Distinct contributions of the nisin biosynthesis enzymes NisB and NisC and transporter NisT to prenisin production by Lactococcus lactis

Abstract

Several Lactococcus lactis strains produce the lantibiotic nisin. The dedicated enzymes NisB and NisC and the transporter NisT modify and secrete the ribosomally synthesized nisin precursor peptide. NisB can function in the absence of the cyclase NisC, yielding the dehydrated prenisin that lacks the thioether rings. A kinetic analysis of nisin production by L. lactis NZ9700 demonstrated that the prenisin was released from the cell into the medium before the processing of the leader sequence occurred. Upon the deletion of nisC, the production of prenisin was reduced by 70%, while in the absence of nisB, the production of prenisin was nearly completely abolished. In cells lacking nisT, no secretion was observed, while the expression of nisABC in these cells resulted in considerable growth rate inhibition caused by the intracellular accumulation of active nisin. Overall, these data indicate that the efficiency of prenisin transport by NisT is markedly enhanced by NisB, suggesting a channeling mechanism of prenisin transfer between the nisin modification enzymes and the transporter.

FIG. 1.

Prenisin secreted by L. lactis NZ9700 is slowly processed into mature nisin. L. lactis NZ9700 cells were pulse-labeled with [³⁵S]methionine. Samples were taken at the indicated time points after the addition of [³⁵S]methionine. Cells were lysed, and medium components were precipitated with TCA. A fraction containing 10% of the lysed cells (A) and the complete precipitated medium fraction (B) were loaded onto a Tricine-SDS-16% polyacrylamide gel. Molecular sizes (MW) of marker proteins are indicated in between the panels; prenisin and mature nisin are indicated by black and white arrowheads, respectively. *, samples from a similarly labeled L. lactis NZ9800 culture.

FIG. 2.

Prenisin production by L. lactis NZ9000 cells expressing different combinations of the nisB, nisT, and nisC genes together with nisA. Cells expressing the indicated nisin genes in medium containing 0.1 mM unlabeled methionine were labeled with [³⁵S]methionine, and at the indicated time points, cell (left) and medium (right) fractions were isolated as described in the legend to Fig. 1. Molecular sizes (MW) of marker proteins are indicated on the right. Prenisin is indicated by black arrowheads, and an intracellular prenisin degradation product is indicated by white arrowheads.

FIG. 3.

Intracellular accumulation of prenisin and stability of secreted prenisin and derived peptides. (A) Intracellular prenisin accumulation in L. lactis NZ9000 cells lacking nisABTC or expressing different combinations of the nisB, nisT, and nisC genes together with nisA as indicated. Samples were taken prior to induction (0 h) and after 2 and 4 h of induction. Equal amounts of lysed cells were analyzed by Tricine-SDS-16% PAGE, followed by immunoblotting using antibodies directed against the leader sequence (lanes 4 to 21).
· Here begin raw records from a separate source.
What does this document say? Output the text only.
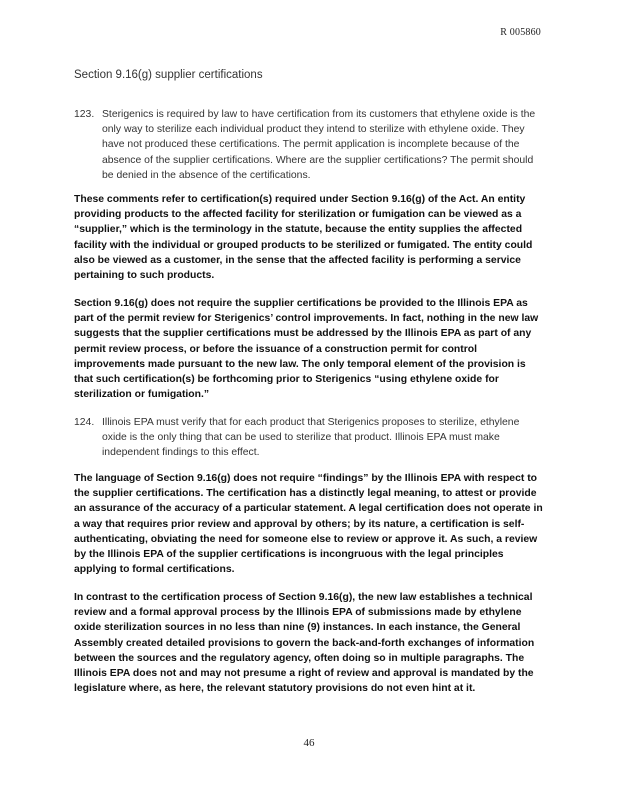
R 005860
Section 9.16(g) supplier certifications
123. Sterigenics is required by law to have certification from its customers that ethylene oxide is the only way to sterilize each individual product they intend to sterilize with ethylene oxide. They have not produced these certifications. The permit application is incomplete because of the absence of the supplier certifications. Where are the supplier certifications? The permit should be denied in the absence of the certifications.
These comments refer to certification(s) required under Section 9.16(g) of the Act. An entity providing products to the affected facility for sterilization or fumigation can be viewed as a “supplier,” which is the terminology in the statute, because the entity supplies the affected facility with the individual or grouped products to be sterilized or fumigated. The entity could also be viewed as a customer, in the sense that the affected facility is performing a service pertaining to such products.
Section 9.16(g) does not require the supplier certifications be provided to the Illinois EPA as part of the permit review for Sterigenics’ control improvements. In fact, nothing in the new law suggests that the supplier certifications must be addressed by the Illinois EPA as part of any permit review process, or before the issuance of a construction permit for control improvements made pursuant to the new law. The only temporal element of the provision is that such certification(s) be forthcoming prior to Sterigenics “using ethylene oxide for sterilization or fumigation.”
124. Illinois EPA must verify that for each product that Sterigenics proposes to sterilize, ethylene oxide is the only thing that can be used to sterilize that product. Illinois EPA must make independent findings to this effect.
The language of Section 9.16(g) does not require “findings” by the Illinois EPA with respect to the supplier certifications. The certification has a distinctly legal meaning, to attest or provide an assurance of the accuracy of a particular statement. A legal certification does not operate in a way that requires prior review and approval by others; by its nature, a certification is self-authenticating, obviating the need for someone else to review or approve it. As such, a review by the Illinois EPA of the supplier certifications is incongruous with the legal principles applying to formal certifications.
In contrast to the certification process of Section 9.16(g), the new law establishes a technical review and a formal approval process by the Illinois EPA of submissions made by ethylene oxide sterilization sources in no less than nine (9) instances. In each instance, the General Assembly created detailed provisions to govern the back-and-forth exchanges of information between the sources and the regulatory agency, often doing so in multiple paragraphs. The Illinois EPA does not and may not presume a right of review and approval is mandated by the legislature where, as here, the relevant statutory provisions do not even hint at it.
46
Samples of about 2 μg each of purified unmodified prenisin (pn; lane 1), dehydrated prenisin (lane 2), nisin (lane 3), and fully modified prenisin (lane 22) were loaded as controls. Note that the antibody does not recognize the mature nisin. (B) Purified peptide at a concentration of ∼0.3 mg/ml was incubated at 30°C in filter-sterilized spent medium from an L. lactis NZ9000 culture. At the time points indicated, samples were taken and analyzed by Tricine-SDS-16% PAGE and Coomassie brilliant blue staining. MW, molecular size markers.

FIG. 4.

In the absence of nisT, the expression of nisABC inhibits the growth of L. lactis NZ9000. L. lactis NZ9000 strains containing different combinations of nisA or truncated nisA [nisA^trunc, encoding NisA(Δ23-34)] and the nisB, nisT, and nisC genes (as indicated) under the control of the nisin-inducible promoter were grown in CDM containing nisin at a concentration of 0 (white bars), 0.1 (lightest gray bars), 2 (medium gray bars), or 10 (darkest gray bars) ng/ml. The specific growth rate (μ) was determined from the increase of the OD₆₆₀ in the exponential growth phase. Each bar indicates the average specific growth rate of three independent cultures. The standard deviations are indicated by error bars.

FIG. 5.

Proposed channeling mechanism of prenisin transfer between the nisin modification enzymes NisB and NisC and the transporter NisT. (A) Prenisin is targeted to the NisBTC complex, dehydrated by NisB, cyclized by NisC, and subsequently secreted by NisT. Outside the cell, the mature prenisin is processed by NisP into the active nisin. CM, cell membrane. (B) In the absence of NisB, the production of prenisin is almost completely abolished, suggesting a role of NisB in membrane targeting and channeling of unmodified prenisin in the cell. Without this targeting, the unmodified prenisin is proteolyzed in the cell.